03 types of enterprises receiving priority regime in customs
This is the content prescribed at the Circular No. 86/2013/TT-BTC of June 27, 2013, providing the application of the priority regime in the state management of customs to eligible businesses, including Exemption from examination of customs dossiers and exemption from physical inspection of goods
In case customs offices’ data systems break down or suspends, a prioritized business may use a set of documents including commercial invoices, packing lists, goods delivery orders and tax returns affixed with the business’s seal and signed by its representative to carry out customs clearance procedures or eligible businesses are not required to register material consumption norms and submit liquidation reports with customs offices, provided that they have installed import and export management software meeting customs offices’ management and inspection requirements.
Accordingly, the Ministry of Finance shall point out clearly types of enterprises, including businesses eligible for priorities in the import and export of all goods items and in all forms of import and export., the import or export turnover must be at least USD 200 (two hundred) million/year; businesses eligible for priorities in the export of agricultural and aquatic products, textiles, garments and leather footwear and in the import of raw materials and auxiliary materials for production of these above-said exports; businesses eligible for priorities in the import of goods serving the manufacture of hi-tech products and in the export of hi-tech products are not subject to any import or export turnover requirements.

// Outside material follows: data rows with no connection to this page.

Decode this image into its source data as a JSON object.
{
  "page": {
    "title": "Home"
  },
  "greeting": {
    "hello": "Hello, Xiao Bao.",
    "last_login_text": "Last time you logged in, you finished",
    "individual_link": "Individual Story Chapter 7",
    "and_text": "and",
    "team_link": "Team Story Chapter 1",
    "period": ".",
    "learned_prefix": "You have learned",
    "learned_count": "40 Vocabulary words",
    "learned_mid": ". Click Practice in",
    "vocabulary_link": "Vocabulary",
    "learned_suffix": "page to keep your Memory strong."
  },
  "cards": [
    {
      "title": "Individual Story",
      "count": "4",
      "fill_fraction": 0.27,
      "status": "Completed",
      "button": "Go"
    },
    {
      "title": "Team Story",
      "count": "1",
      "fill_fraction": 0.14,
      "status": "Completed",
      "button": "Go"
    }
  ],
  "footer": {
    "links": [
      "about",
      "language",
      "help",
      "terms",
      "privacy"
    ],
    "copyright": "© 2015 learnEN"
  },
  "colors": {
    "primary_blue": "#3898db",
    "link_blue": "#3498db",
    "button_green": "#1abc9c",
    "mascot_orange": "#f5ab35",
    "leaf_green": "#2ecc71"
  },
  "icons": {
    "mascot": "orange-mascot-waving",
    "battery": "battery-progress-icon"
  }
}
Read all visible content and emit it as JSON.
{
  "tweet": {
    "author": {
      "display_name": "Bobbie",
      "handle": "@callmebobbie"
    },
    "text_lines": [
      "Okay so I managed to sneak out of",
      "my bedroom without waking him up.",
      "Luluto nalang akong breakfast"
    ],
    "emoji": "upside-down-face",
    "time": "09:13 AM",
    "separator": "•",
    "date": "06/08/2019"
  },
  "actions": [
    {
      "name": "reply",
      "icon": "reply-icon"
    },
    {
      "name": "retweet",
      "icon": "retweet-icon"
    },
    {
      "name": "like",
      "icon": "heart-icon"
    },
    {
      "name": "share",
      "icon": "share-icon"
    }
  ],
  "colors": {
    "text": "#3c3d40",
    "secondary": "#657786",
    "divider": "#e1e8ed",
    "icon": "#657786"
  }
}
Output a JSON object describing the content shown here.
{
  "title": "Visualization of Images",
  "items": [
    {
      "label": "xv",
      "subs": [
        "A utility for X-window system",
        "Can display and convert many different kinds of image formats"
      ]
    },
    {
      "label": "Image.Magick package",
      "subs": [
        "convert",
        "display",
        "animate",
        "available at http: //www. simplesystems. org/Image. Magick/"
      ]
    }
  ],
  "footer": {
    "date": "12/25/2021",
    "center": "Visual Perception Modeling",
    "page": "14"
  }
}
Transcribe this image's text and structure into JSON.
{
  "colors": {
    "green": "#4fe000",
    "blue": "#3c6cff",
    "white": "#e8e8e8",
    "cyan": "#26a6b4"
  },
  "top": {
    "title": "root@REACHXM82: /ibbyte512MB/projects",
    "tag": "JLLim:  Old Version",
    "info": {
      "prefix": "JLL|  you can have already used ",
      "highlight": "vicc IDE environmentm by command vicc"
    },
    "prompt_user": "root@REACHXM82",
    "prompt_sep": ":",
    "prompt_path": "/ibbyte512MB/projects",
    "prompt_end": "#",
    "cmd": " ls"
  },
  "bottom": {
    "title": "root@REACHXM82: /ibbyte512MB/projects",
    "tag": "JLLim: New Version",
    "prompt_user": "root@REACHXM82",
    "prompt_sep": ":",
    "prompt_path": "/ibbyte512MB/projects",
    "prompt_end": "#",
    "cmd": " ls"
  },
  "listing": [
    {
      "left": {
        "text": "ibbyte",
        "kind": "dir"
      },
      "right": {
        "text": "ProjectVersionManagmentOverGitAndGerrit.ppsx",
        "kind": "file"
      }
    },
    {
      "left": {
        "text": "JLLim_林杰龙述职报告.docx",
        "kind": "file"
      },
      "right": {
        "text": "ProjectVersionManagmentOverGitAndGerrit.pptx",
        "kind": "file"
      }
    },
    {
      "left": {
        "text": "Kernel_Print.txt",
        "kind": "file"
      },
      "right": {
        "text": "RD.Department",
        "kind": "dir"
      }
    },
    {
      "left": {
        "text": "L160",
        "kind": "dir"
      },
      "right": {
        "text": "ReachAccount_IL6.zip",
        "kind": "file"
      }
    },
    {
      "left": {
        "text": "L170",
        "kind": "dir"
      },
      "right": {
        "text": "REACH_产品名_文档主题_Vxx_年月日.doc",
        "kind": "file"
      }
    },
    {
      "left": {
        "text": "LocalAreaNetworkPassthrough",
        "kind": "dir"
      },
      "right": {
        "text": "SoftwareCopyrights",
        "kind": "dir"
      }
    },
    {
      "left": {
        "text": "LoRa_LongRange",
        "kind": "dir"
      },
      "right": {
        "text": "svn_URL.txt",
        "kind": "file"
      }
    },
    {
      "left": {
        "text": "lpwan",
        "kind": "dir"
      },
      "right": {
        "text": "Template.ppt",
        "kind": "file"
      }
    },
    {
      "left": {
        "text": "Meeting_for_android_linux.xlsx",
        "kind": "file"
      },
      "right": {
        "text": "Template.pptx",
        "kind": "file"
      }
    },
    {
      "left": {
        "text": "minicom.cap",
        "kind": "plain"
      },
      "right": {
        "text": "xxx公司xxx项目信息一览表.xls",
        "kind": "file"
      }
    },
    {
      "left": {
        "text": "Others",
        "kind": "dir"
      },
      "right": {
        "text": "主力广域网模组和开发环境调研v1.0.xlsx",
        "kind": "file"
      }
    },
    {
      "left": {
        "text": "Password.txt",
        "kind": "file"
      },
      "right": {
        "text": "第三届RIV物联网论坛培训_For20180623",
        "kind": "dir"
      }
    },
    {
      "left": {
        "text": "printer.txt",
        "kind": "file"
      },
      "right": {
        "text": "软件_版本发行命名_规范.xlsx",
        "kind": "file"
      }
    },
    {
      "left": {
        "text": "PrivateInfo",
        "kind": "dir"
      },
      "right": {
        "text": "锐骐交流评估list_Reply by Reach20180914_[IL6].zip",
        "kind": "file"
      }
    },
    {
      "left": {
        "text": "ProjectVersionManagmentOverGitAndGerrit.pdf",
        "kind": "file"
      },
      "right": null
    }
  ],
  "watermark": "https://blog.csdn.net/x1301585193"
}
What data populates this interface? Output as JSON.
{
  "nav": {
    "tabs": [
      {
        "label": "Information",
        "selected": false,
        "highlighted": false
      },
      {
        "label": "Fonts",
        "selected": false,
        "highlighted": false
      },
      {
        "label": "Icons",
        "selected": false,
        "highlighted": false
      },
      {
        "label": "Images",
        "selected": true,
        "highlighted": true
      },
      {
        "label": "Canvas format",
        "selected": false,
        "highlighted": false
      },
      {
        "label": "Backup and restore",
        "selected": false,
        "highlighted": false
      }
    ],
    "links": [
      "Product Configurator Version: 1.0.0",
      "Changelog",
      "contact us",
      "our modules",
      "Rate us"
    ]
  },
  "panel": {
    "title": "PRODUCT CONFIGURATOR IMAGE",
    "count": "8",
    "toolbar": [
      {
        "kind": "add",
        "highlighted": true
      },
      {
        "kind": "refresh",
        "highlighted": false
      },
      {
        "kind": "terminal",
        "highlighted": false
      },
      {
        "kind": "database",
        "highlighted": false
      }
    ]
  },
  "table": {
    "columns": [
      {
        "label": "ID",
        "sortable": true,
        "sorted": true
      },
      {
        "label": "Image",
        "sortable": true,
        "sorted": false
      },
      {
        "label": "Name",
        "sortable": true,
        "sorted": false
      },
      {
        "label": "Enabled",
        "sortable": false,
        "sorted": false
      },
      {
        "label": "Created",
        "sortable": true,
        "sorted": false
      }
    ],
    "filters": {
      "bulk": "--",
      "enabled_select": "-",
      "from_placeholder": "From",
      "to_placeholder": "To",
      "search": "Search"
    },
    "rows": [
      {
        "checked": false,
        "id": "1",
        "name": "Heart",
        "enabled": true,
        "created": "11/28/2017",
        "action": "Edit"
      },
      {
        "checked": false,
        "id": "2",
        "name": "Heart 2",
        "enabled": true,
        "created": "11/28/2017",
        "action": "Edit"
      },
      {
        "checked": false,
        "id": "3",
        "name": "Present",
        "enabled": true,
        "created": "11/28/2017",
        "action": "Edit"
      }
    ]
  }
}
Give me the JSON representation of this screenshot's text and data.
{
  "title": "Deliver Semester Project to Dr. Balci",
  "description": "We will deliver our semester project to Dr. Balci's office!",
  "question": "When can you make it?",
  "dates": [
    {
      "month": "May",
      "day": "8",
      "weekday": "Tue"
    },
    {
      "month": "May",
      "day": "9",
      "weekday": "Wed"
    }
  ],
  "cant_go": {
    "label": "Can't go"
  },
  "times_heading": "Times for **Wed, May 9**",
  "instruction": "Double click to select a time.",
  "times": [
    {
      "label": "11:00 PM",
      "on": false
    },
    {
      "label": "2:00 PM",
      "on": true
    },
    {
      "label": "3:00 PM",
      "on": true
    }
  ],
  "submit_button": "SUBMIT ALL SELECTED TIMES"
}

To be considered for application of the priority regime specified in this Circular, a business must fully meet the conditions such as the period for evaluation of a business’s law observance is 24 (twenty-four) months; a business will be regarded as satisfying the condition on law observance if it does not commit any of the violations of the tax or customs law as illegally importing or exporting goods on the list of goods banned from import or export; committing tax evasion, tax fraud, smuggling or illegal cross-border transportation of goods and so on.This Circular takes effect on August 11, 2013 and replaces the Ministry of Finance’s Circular No. 63/2011/TT-BTC of May 13, 2011, and Circular No. 105/2011/TT-BTC of July 12, 2011.